“When I told my mom I wanted to quit my studies she wasn’t mad or disappointed. I explained her that I needed more freedom in order to grow and she understood. I created a plan, I wrote everything down and she promised to financially support me for a whole year. I promised her that I would be able to stand on my own feet after that. That year I was able to experiment and try out new things. I started writing, presenting and making short films. Soon I discovered that I love sharing stories and film became my favorite medium to do so. That year led me to become a freelance filmmaker. My office is here right around the corner and I come here to this little spot a few times a day. To me this is the most beautiful place in Amsterdam. Whenever I am editing and I need a little break I sit here to think. I try to remind myself on daily basics what I am thankful for. It is so easy to lose yourself in the every day chaos. I personally am most thankful for the freedom that I have. That I can come and sit here whenever I want to. In a way that freedom is a present given by my mother because she always believed that I was able to make the right decisions for myself.”

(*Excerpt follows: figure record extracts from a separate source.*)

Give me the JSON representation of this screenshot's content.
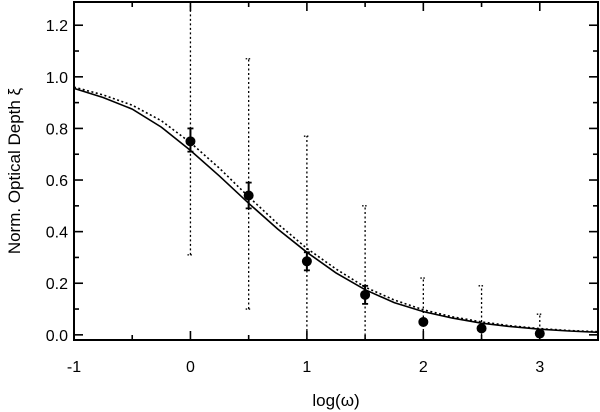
{
  "chart_data": {
    "type": "scatter",
    "xlabel": "log(ω)",
    "ylabel": "Norm. Optical Depth ξ",
    "xlim": [
      -1,
      3.5
    ],
    "ylim": [
      -0.02,
      1.29
    ],
    "xticks": [
      -1,
      0,
      1,
      2,
      3
    ],
    "yticks": [
      0.0,
      0.2,
      0.4,
      0.6,
      0.8,
      1.0,
      1.2
    ],
    "ytick_labels": [
      "0.0",
      "0.2",
      "0.4",
      "0.6",
      "0.8",
      "1.0",
      "1.2"
    ],
    "grid": false,
    "points": [
      {
        "x": 0.0,
        "y": 0.75,
        "err_solid": [
          0.71,
          0.8
        ],
        "err_dotted": [
          0.31,
          1.29
        ]
      },
      {
        "x": 0.5,
        "y": 0.54,
        "err_solid": [
          0.49,
          0.59
        ],
        "err_dotted": [
          0.1,
          1.07
        ]
      },
      {
        "x": 1.0,
        "y": 0.285,
        "err_solid": [
          0.25,
          0.32
        ],
        "err_dotted": [
          -0.02,
          0.77
        ]
      },
      {
        "x": 1.5,
        "y": 0.155,
        "err_solid": [
          0.12,
          0.19
        ],
        "err_dotted": [
          -0.02,
          0.5
        ]
      },
      {
        "x": 2.0,
        "y": 0.05,
        "err_solid": [
          0.04,
          0.06
        ],
        "err_dotted": [
          -0.02,
          0.22
        ]
      },
      {
        "x": 2.5,
        "y": 0.025,
        "err_solid": [
          0.02,
          0.03
        ],
        "err_dotted": [
          -0.02,
          0.19
        ]
      },
      {
        "x": 3.0,
        "y": 0.005,
        "err_solid": [
          0.0,
          0.01
        ],
        "err_dotted": [
          -0.02,
          0.08
        ]
      }
    ],
    "curves": [
      {
        "style": "solid",
        "x": [
          -1,
          -0.75,
          -0.5,
          -0.25,
          0,
          0.25,
          0.5,
          0.75,
          1,
          1.25,
          1.5,
          1.75,
          2,
          2.25,
          2.5,
          2.75,
          3,
          3.25,
          3.5
        ],
        "y": [
          0.955,
          0.92,
          0.875,
          0.805,
          0.715,
          0.615,
          0.51,
          0.41,
          0.32,
          0.24,
          0.175,
          0.125,
          0.09,
          0.065,
          0.045,
          0.032,
          0.022,
          0.015,
          0.01
        ]
      },
      {
        "style": "dotted",
        "x": [
          -1,
          -0.75,
          -0.5,
          -0.25,
          0,
          0.25,
          0.5,
          0.75,
          1,
          1.25,
          1.5,
          1.75,
          2,
          2.25,
          2.5,
          2.75,
          3,
          3.25,
          3.5
        ],
        "y": [
          0.96,
          0.93,
          0.89,
          0.83,
          0.745,
          0.645,
          0.535,
          0.43,
          0.335,
          0.255,
          0.185,
          0.135,
          0.097,
          0.07,
          0.05,
          0.035,
          0.024,
          0.017,
          0.012
        ]
      }
    ]
  }
}
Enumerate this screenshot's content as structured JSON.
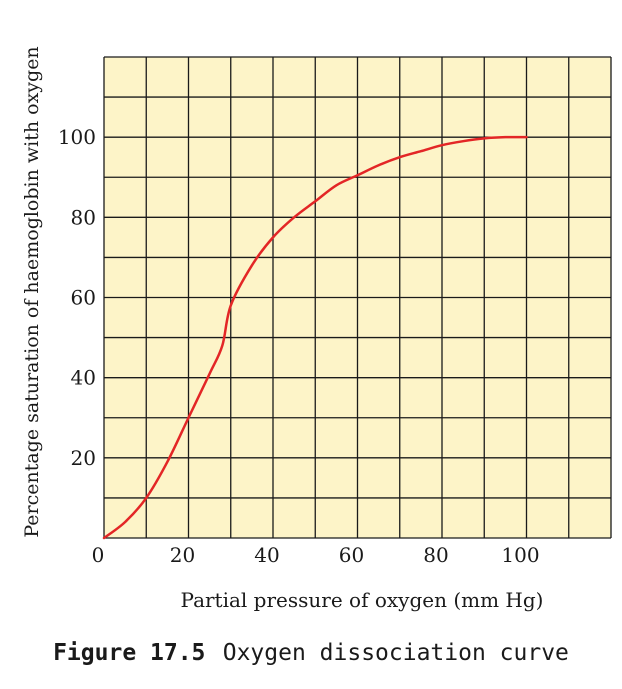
{
  "chart_data": {
    "type": "line",
    "title": "",
    "xlabel": "Partial pressure of oxygen (mm Hg)",
    "ylabel": "Percentage saturation of haemoglobin with oxygen",
    "xlim": [
      0,
      120
    ],
    "ylim": [
      0,
      120
    ],
    "x_ticks": [
      0,
      20,
      40,
      60,
      80,
      100
    ],
    "y_ticks": [
      20,
      40,
      60,
      80,
      100
    ],
    "grid": true,
    "grid_step": 10,
    "background_color": "#fdf4c8",
    "grid_color": "#1a1a1a",
    "line_color": "#e32626",
    "series": [
      {
        "x": [
          0,
          5,
          10,
          15,
          20,
          25,
          28,
          30,
          35,
          40,
          45,
          50,
          55,
          60,
          65,
          70,
          75,
          80,
          85,
          90,
          95,
          100
        ],
        "values": [
          0,
          4,
          10,
          19,
          30,
          41,
          48,
          58,
          68,
          75,
          80,
          84,
          88,
          90.5,
          93,
          95,
          96.5,
          98,
          99,
          99.7,
          100,
          100
        ]
      }
    ]
  },
  "caption": {
    "figure_number": "Figure 17.5",
    "text": "Oxygen dissociation curve"
  }
}
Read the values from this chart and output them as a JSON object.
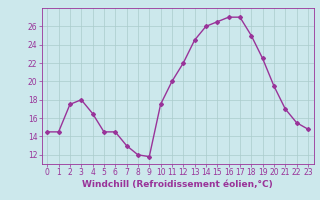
{
  "x": [
    0,
    1,
    2,
    3,
    4,
    5,
    6,
    7,
    8,
    9,
    10,
    11,
    12,
    13,
    14,
    15,
    16,
    17,
    18,
    19,
    20,
    21,
    22,
    23
  ],
  "y": [
    14.5,
    14.5,
    17.5,
    18.0,
    16.5,
    14.5,
    14.5,
    13.0,
    12.0,
    11.8,
    17.5,
    20.0,
    22.0,
    24.5,
    26.0,
    26.5,
    27.0,
    27.0,
    25.0,
    22.5,
    19.5,
    17.0,
    15.5,
    14.8
  ],
  "line_color": "#993399",
  "marker": "D",
  "marker_size": 2,
  "line_width": 1.0,
  "bg_color": "#cce8ec",
  "grid_color": "#aacccc",
  "xlabel": "Windchill (Refroidissement éolien,°C)",
  "xlabel_fontsize": 6.5,
  "tick_color": "#993399",
  "tick_fontsize": 5.5,
  "ylim": [
    11,
    28
  ],
  "yticks": [
    12,
    14,
    16,
    18,
    20,
    22,
    24,
    26
  ],
  "xlim": [
    -0.5,
    23.5
  ],
  "xticks": [
    0,
    1,
    2,
    3,
    4,
    5,
    6,
    7,
    8,
    9,
    10,
    11,
    12,
    13,
    14,
    15,
    16,
    17,
    18,
    19,
    20,
    21,
    22,
    23
  ]
}
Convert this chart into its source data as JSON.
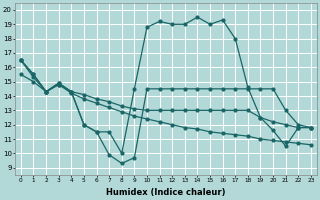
{
  "xlabel": "Humidex (Indice chaleur)",
  "xlim": [
    -0.5,
    23.5
  ],
  "ylim": [
    8.5,
    20.5
  ],
  "xticks": [
    0,
    1,
    2,
    3,
    4,
    5,
    6,
    7,
    8,
    9,
    10,
    11,
    12,
    13,
    14,
    15,
    16,
    17,
    18,
    19,
    20,
    21,
    22,
    23
  ],
  "yticks": [
    9,
    10,
    11,
    12,
    13,
    14,
    15,
    16,
    17,
    18,
    19,
    20
  ],
  "background_color": "#b2d8d8",
  "grid_color": "#ffffff",
  "line_color": "#1a6666",
  "line1_x": [
    0,
    1,
    2,
    3,
    4,
    5,
    6,
    7,
    8,
    9,
    10,
    11,
    12,
    13,
    14,
    15,
    16,
    17,
    18,
    19,
    20,
    21,
    22,
    23
  ],
  "line1_y": [
    16.5,
    15.5,
    14.3,
    14.9,
    14.3,
    14.1,
    13.8,
    13.6,
    13.3,
    13.1,
    13.0,
    13.0,
    13.0,
    13.0,
    13.0,
    13.0,
    13.0,
    13.0,
    13.0,
    12.5,
    12.2,
    12.0,
    11.8,
    11.8
  ],
  "line2_x": [
    0,
    1,
    2,
    3,
    4,
    5,
    6,
    7,
    8,
    9,
    10,
    11,
    12,
    13,
    14,
    15,
    16,
    17,
    18,
    19,
    20,
    21,
    22,
    23
  ],
  "line2_y": [
    15.5,
    15.0,
    14.3,
    14.8,
    14.2,
    13.8,
    13.5,
    13.2,
    12.9,
    12.6,
    12.4,
    12.2,
    12.0,
    11.8,
    11.7,
    11.5,
    11.4,
    11.3,
    11.2,
    11.0,
    10.9,
    10.8,
    10.7,
    10.6
  ],
  "line3_x": [
    0,
    1,
    2,
    3,
    4,
    5,
    6,
    7,
    8,
    9,
    10,
    11,
    12,
    13,
    14,
    15,
    16,
    17,
    18,
    19,
    20,
    21,
    22,
    23
  ],
  "line3_y": [
    16.5,
    15.3,
    14.3,
    14.9,
    14.3,
    12.0,
    11.5,
    11.5,
    10.0,
    14.5,
    18.8,
    19.2,
    19.0,
    19.0,
    19.5,
    19.0,
    19.3,
    18.0,
    14.6,
    12.5,
    11.6,
    10.5,
    11.8,
    11.8
  ],
  "line4_x": [
    0,
    1,
    2,
    3,
    4,
    5,
    6,
    7,
    8,
    9,
    10,
    11,
    12,
    13,
    14,
    15,
    16,
    17,
    18,
    19,
    20,
    21,
    22,
    23
  ],
  "line4_y": [
    16.5,
    15.5,
    14.3,
    14.8,
    14.3,
    12.0,
    11.5,
    9.9,
    9.3,
    9.7,
    14.5,
    14.5,
    14.5,
    14.5,
    14.5,
    14.5,
    14.5,
    14.5,
    14.5,
    14.5,
    14.5,
    13.0,
    12.0,
    11.8
  ]
}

‘’I also I managed to make things right with my mother. I’m still grateful that she decided to kick me out of the house when I was 17. If I had stayed in old neighborhood I don’t think I would have changed. Things were going better until I found out she was diagnosed with cancer. She received treatment but the medication caused her to have several psychoses. Even though the cancer got removed the medication damaged her entire mental health. Whenever she would have an mental attack she would threaten family members or buy really expensive things which got her in financial trouble. She was no longer who she used to be. Every time she would mess up I was there to fix it. During that time, I picked up my love for fantasy books but this time I started writing stories myself. Again it became a sort of escape. I created a saga which contains out of seven books and it’s about a post apocalyptic world, where the rich people live with the last remaining wealth, several humans have evolved. This evolution enables them to gain animal abilities, without losing their human shape. These so called humanimals, humans and cybernetic enhanced people will fight for the fate of the world. Whenever I write I feel free. After 6 years my mother’s mental health was getting better until we heard that her tumor wasn’t removed properly. The cancer had spread and there was nothing they could do for her. On the 9th of may 2015 she passed away and I still miss her every day.

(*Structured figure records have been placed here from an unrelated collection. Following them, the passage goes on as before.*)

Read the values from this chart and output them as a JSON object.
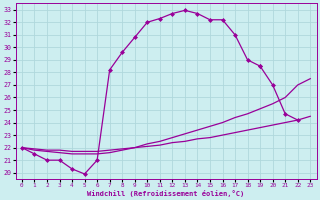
{
  "xlabel": "Windchill (Refroidissement éolien,°C)",
  "bg_color": "#cdeef0",
  "line_color": "#990099",
  "grid_color": "#b0d8dc",
  "xlim": [
    -0.5,
    23.5
  ],
  "ylim": [
    19.5,
    33.5
  ],
  "xticks": [
    0,
    1,
    2,
    3,
    4,
    5,
    6,
    7,
    8,
    9,
    10,
    11,
    12,
    13,
    14,
    15,
    16,
    17,
    18,
    19,
    20,
    21,
    22,
    23
  ],
  "yticks": [
    20,
    21,
    22,
    23,
    24,
    25,
    26,
    27,
    28,
    29,
    30,
    31,
    32,
    33
  ],
  "curve1_x": [
    0,
    1,
    2,
    3,
    4,
    5,
    6,
    7,
    8,
    9,
    10,
    11,
    12,
    13,
    14,
    15,
    16,
    17,
    18,
    19
  ],
  "curve1_y": [
    22.0,
    21.5,
    21.0,
    21.0,
    20.3,
    19.9,
    21.0,
    28.2,
    29.6,
    30.8,
    32.0,
    32.3,
    32.7,
    32.95,
    32.7,
    32.2,
    32.2,
    31.0,
    29.0,
    28.5
  ],
  "curve2_x": [
    19,
    20,
    21,
    22
  ],
  "curve2_y": [
    28.5,
    27.0,
    24.7,
    24.2
  ],
  "diag1_x": [
    0,
    1,
    2,
    3,
    4,
    5,
    6,
    7,
    8,
    9,
    10,
    11,
    12,
    13,
    14,
    15,
    16,
    17,
    18,
    19,
    20,
    21,
    22,
    23
  ],
  "diag1_y": [
    22.0,
    21.8,
    21.7,
    21.6,
    21.5,
    21.5,
    21.5,
    21.6,
    21.8,
    22.0,
    22.3,
    22.5,
    22.8,
    23.1,
    23.4,
    23.7,
    24.0,
    24.4,
    24.7,
    25.1,
    25.5,
    26.0,
    27.0,
    27.5
  ],
  "diag2_x": [
    0,
    1,
    2,
    3,
    4,
    5,
    6,
    7,
    8,
    9,
    10,
    11,
    12,
    13,
    14,
    15,
    16,
    17,
    18,
    19,
    20,
    21,
    22,
    23
  ],
  "diag2_y": [
    22.0,
    21.9,
    21.8,
    21.8,
    21.7,
    21.7,
    21.7,
    21.8,
    21.9,
    22.0,
    22.1,
    22.2,
    22.4,
    22.5,
    22.7,
    22.8,
    23.0,
    23.2,
    23.4,
    23.6,
    23.8,
    24.0,
    24.2,
    24.5
  ]
}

Over the years I have learned to accept each emotion that comes along. In our society we are not ashamed to smile but it feels like a taboo to cry. I believe that the feeling of happiness is not superior to the feeling of sadness. All emotions have the right to exist within me and I am at peace with all of them.“
“Abortion was never an option for me so when I found out I was pregnant it was obvious I was going to keep the baby. For a very long time I was afraid to tell my family, especially my grandmother who practically raised me. I’m 23 years old and a lot of people think that when you are my age you should live life and party all the time. The truth is that I am enjoying life, just with her by my side.”

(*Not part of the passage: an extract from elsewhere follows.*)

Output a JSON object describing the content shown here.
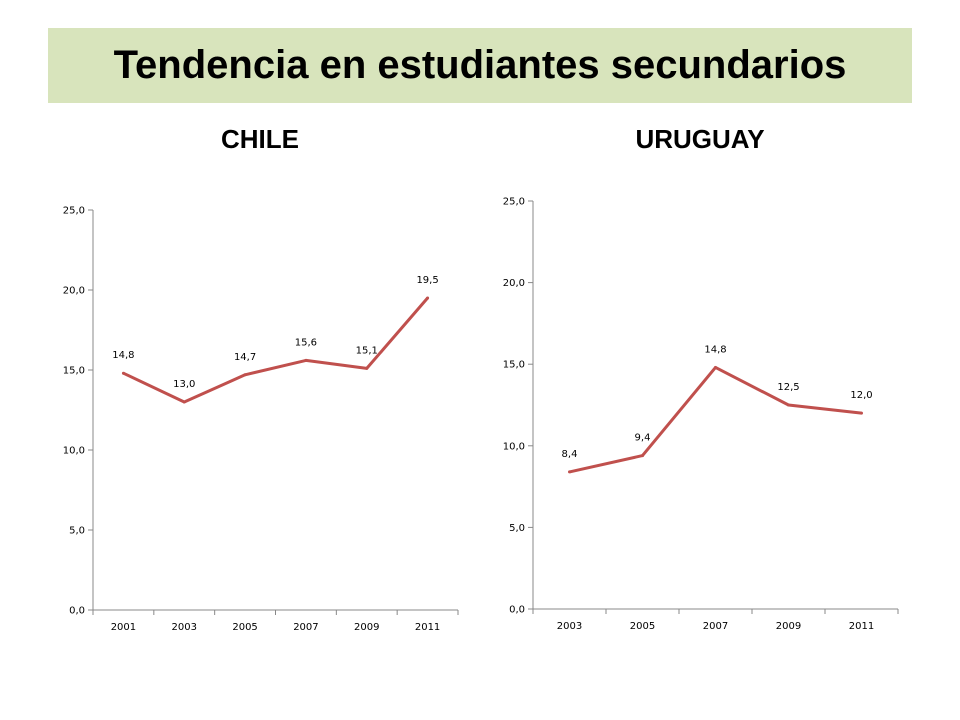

Together with my younger sister and pregnant mother we fled from Iran. I was only eleven years old but I remember everything very well. The first thing I saw when we arrived at the airport was a young couple making out in public. Something I wasn’t used to. We were placed in a refugee center and applied for citizenship. We kept moving from one refugee center to another without any clarity about the future. That changed autumn 2005. It was six a clock in the morning when the police woke us up. They said we had to leave the country and for the meantime we were placed in a detention center which is a fancy word for prison. The days passed by and after seven weeks they decided to review our case. When you go through something like that it’s hard to believe in the future. One year after we got released we received our residence permits. Slowly I started to move forward and make plans. I auditioned for theater school in Maastricht and surprisingly I got accepted. Even though I’m not a refugee anymore it still influences my life and also my work as an actor. For example, I’m now working on a production called ‘Nobody Home’. The title says it all. When you are a refugee you don’t belong anywhere.
“I try to teach my son that life is about give and take.”
“How do you teach him that?”
“Every week we put some items we don’t need any more on the bench. We leave them there for others to take home. In the beginning people only took stuff but after a while they started to bring things like books and toys to the bench for others to take.”